Subaru's niche is smallish, rugged crossover vehicles for outdoorsy people of comfortable means. Even its sedans come with standard all-wheel drive. About 21 percent of buyers pay cash. The company sold 187,699 cars in 2008, and it now holds a 1.9 percent market share, its record high.

The smart move, pre-downturn: Doll said he recognized in 2005 or 2006 that an economic reckoning was nigh.

"You could see that people were leveraged up and using home equity to secure their lifestyle - because you could see wages really weren't moving up.

"I'm not a genius. I think people in the industry knew in their heart that this was coming," he said. "You just didn't know when."

So, Subaru lowered prices on the Legacy, Outback, and Forester lines, Doll said, "our key product lines."

You live, you learn: As an import brand, Subaru was battered by a weak U.S. dollar in the '80s. Prices for its cars skyrocketed, and sales collapsed. On corporate performance charts, the period from 1987 to 1994 is labeled "Valley of Despair."

Subaru climbed out with the introduction of its hit Outback wagon, memorably promoted by Crocodile Dundee star Paul Hogan.

So while the shock of September's economic crash left Doll reeling - "talk about gray hairs," he said - he has taken the long view. "I've been in this business since 1982, and I've seen the ups and I've seen the downs."

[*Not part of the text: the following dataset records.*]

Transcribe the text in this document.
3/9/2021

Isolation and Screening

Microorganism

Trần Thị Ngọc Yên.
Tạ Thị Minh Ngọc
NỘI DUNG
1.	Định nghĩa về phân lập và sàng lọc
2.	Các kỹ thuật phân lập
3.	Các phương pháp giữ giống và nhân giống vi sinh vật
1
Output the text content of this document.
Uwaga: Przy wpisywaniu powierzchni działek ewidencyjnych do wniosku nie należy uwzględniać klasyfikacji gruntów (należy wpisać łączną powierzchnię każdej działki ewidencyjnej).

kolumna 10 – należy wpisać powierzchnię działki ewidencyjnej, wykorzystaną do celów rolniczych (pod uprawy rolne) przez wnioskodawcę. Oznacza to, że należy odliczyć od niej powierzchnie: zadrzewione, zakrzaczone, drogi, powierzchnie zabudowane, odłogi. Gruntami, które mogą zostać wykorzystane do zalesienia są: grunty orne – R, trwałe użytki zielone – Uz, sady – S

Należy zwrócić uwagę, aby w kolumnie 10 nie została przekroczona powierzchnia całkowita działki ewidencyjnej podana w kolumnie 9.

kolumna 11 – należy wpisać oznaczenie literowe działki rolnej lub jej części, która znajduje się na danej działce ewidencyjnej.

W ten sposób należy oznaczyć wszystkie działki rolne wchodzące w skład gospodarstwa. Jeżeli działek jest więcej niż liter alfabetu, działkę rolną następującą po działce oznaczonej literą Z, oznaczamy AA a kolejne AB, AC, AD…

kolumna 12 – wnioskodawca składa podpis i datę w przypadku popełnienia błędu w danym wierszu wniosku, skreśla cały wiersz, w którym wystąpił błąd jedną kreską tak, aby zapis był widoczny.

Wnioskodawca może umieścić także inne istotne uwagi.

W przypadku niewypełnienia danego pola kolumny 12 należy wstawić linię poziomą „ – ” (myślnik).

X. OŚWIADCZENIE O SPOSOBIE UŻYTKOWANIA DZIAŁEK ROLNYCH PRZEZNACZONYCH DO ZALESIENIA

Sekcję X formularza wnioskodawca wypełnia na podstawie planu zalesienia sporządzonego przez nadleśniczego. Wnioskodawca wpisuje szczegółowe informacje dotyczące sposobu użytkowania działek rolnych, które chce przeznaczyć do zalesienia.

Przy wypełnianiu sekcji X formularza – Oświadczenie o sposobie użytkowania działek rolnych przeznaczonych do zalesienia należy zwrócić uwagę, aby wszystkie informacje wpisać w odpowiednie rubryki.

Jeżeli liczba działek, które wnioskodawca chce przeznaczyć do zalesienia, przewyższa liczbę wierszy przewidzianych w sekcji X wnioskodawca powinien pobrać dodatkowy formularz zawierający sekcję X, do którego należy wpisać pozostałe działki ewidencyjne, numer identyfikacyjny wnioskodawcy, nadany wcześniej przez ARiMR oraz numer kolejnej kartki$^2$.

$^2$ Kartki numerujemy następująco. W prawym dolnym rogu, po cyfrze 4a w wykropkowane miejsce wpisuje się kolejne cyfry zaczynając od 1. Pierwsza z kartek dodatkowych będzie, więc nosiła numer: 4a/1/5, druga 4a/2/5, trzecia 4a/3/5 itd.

WWJWD? Doll joined Subaru in 1982 as an internal auditor, rising through the ranks from the finance side. For market insights, his go-to guru is Pimco's Bill Gross, "a fellow I follow religiously because the guy is right more than he is wrong."

On leadership, he is an acolyte of former UCLA basketball coach John Wooden, "who's really a national treasure."

At Subaru, "we talk about the importance of being able to change your philosophy," Doll said. "And if you ever studied him, his teams in the '60s were kind of smallish: I think his centers were 6-5, but they worked with absolute precision.

"Only as his name recognition got bigger did he get the big recruits like Kareem Abdul-Jabbar and Bill Walton. So then he got size on his teams, and he adapted."

Doll's big man: Demographics. Doll and his wife, Linda, have two teenage sons. The older one is 17, and fortunately for the automotive industry, so are a lot of other youngsters.

"We were doing a college visit at Penn, and they told us that the high school graduating classes of 2008, 2009, 2010, and 2011 are the largest graduating classes ever in the history of the United States."

Doll expects this to affect the automotive industry.

"What happens when kids are 16 or 17?" he asks. "They want cars."

Immigration is another favorable demographic trend for carmakers, he said. And with Americans now scrapping three million more cars a year than they buy, demand for new wheels will eventually build.

The smart move, moving forward: Doll said Subaru's goal was to hold its new market share as demand bounces back. "Say the market recovers to 14 million unit sales; 1.9 percent of that - I'm pretty good at math - that's like 270,000 unit sales."

The company's strategy as it waits out the downturn is to lay down a groundwork of strong fundamentals, including extra-attentive customer service. "Customers have long memories," he said, "particularly when times are tight."

Find the hidden home team: Subaru's U.S. headquarters is on Route 70 in Cherry Hill. Its national call center is up the road, in Pennsauken. "I'm always amazed how a lot of people don't know there's a car company right in the back yard," Doll said. "I think if they did, we'd sell more cars here."